A two volume English translation of collected plays is in the UNESCO Collection of Representative Works.[6]
The theatrical art of al-Hakim consists of three types:
1- Biographical Theatre: The group of plays he wrote in his early life in which he expressed his personal experience and attitudes towards life were more than 400 plays among which were "al-Arees", (The Groom) and "Amama Shibbak al-Tazaker", (Before the Ticket Office). These plays were more artistic because they were based on Al Hakim's personal opinion in criticizing social life.
2- Intellectual Theatre: This dramatic style produced plays to be read not acted. Thus, he refused to call them plays and published them in separate books.
3- Objective Theatre: Its aim is to contribute to the Egyptian society by fixing some values of the society, exposing the realities of Egyptian life.

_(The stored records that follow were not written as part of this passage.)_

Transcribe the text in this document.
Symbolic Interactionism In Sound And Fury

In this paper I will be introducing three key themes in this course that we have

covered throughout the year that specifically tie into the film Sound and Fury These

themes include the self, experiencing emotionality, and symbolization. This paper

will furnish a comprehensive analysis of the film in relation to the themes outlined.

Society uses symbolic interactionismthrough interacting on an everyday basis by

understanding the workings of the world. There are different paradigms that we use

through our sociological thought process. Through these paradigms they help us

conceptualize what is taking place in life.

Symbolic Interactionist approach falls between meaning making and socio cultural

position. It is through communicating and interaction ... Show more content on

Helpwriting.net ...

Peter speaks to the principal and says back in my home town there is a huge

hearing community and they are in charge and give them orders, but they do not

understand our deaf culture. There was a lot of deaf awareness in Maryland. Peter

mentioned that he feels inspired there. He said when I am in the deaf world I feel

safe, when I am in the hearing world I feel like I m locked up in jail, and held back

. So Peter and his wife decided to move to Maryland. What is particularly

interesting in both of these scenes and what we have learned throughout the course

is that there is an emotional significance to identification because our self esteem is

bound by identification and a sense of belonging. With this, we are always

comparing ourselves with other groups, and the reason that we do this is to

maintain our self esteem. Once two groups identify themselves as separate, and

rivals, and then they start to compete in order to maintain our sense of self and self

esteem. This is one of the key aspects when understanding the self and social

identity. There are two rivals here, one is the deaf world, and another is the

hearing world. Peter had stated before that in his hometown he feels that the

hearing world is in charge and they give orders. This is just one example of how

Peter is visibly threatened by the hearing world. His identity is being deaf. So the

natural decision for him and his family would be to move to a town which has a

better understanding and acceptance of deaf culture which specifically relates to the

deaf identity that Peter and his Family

Al-Hakim was able to understand nature and depict it in a style which combines symbolism, reality and imagination. He mastered narration, dialogue and selecting settings. While al-Hakim's earlier plays were all composed in the literary language, he was to conduct a number of experiments with different levels of dramatic language. In the play, Al-Safqah (The Deal, 1956), for example - with its themes of land ownership and the exploitation of poor peasant farmers - he couched the dialogue in something he termed 'a third language', one that could be read as a text in the standard written language of literature, but that could also be performed on stage in a way which, while not exactly the idiom of Egyptian Arabic, was certainly comprehensible to a larger population than the literate elite of the city. There is perhaps an irony in the fact that another of al-Hakim's plays of the 1960s, Ya tali al-Shajarah (1962; The Tree Climber, 1966), was one of his most successful works from this point of view, precisely because its use of the literary language in the dialogue was a major contributor to the non-reality of the atmosphere in this Theatre of the Absurd style involving extensive passages of non-communication between husband and wife. Al-Hakim continued to write plays during the 1960s, among the most popular of which were Masir Sorsar (The Fate of a Cockroach, 1966) and Bank al-Qalaq (Anxiety Bank, 1967).
Tawfiq al-Hakim is one of the major pioneer figures in modern Arabic literature. In the particular realm of theatre, he fulfills an overarching role as the sole founder of an entire literary tradition, as Taha Hussein had earlier made clear. His struggles on behalf of Arabic drama as a literary genre, its techniques, and its language, are coterminous with the achievement of a central role in contemporary Egyptian political and social life.
Hakim's 1956 play Death Song was the basis of the libretto to Mohammed Fairouz's 2008 opera Sumeida's Song. [7]
Hakim was viewed as something of a misogynist in his younger years, having written a few misogynistic articles and remaining a bachelor for an unusually long period of time; he was given the laqab (i.e. epithet) of عدو المرأة ('Aduww al Mar'a), meaning "Enemy of woman." However, he eventually married and had two children, a son and a daughter. His wife died in 1977; his son died in 1978 in a car accident. He died on July 23, 1987.[8]